Brief by Central Staff
Arts – December 2004 – Colorado Central Magazine
Resort towns have trouble keeping their commerce balanced. For many years, residents complained that there were too many T-shirt and souvenir shops sitting in a given downtown.
More recently, the complaints have been aimed at real-estate offices in what had been retail space — it gets harder and harder to shop downtown for everyday items like toothpaste and shoe laces, while there’s an abundance of storefronts offering scenic and partially forested 35-acre lots that adjoin public land.
And now Carmel, Calif., is addressing another kind of downtown non-diversity.
According to an Oct. 21 Associated Press story in the San Jose Mercury News, Carmel’s city council “has approved an urgency ordinance banning more art galleries along the mile-long Carmel-by-the-Sea retail area. There is a glut of about 120 art galleries, the city said, with half coming to town in the last five years.
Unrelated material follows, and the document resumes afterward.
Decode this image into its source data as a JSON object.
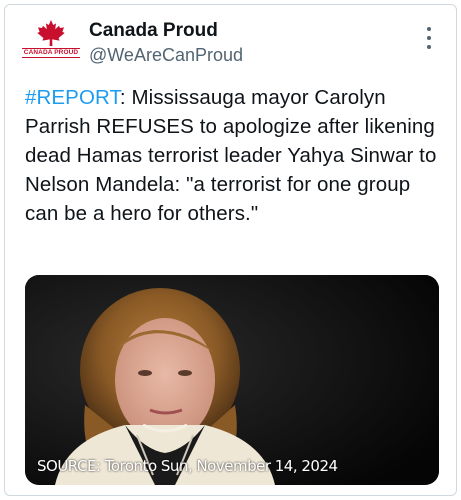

That’s a gallery for every 34 residents.”
A resident observed that the retail area was down to one drugstore, “and you can’t get your clothes cleaned or your shoes repaired here.” Of the city’s roughly 300 retail shops, approximately four out of 10 are art galleries.
The ordinance puts a halt to issuing business licenses for new art galleries that don’t meet certain standards, such as being a working artist’s studio or a gallery that features the work of just one artist.
Among other things, the city government was concerned about a decline in sales-tax revenue. That’s because a high-end purchase from a gallery is often shipped to the buyer, which avoids local sales tax, whereas regular purchases generally happen at the counter, and sales tax is collected.
So far as we know, no one has complained that there are too many galleries in downtown Salida; the problem most often mentioned is empty buildings and storefronts.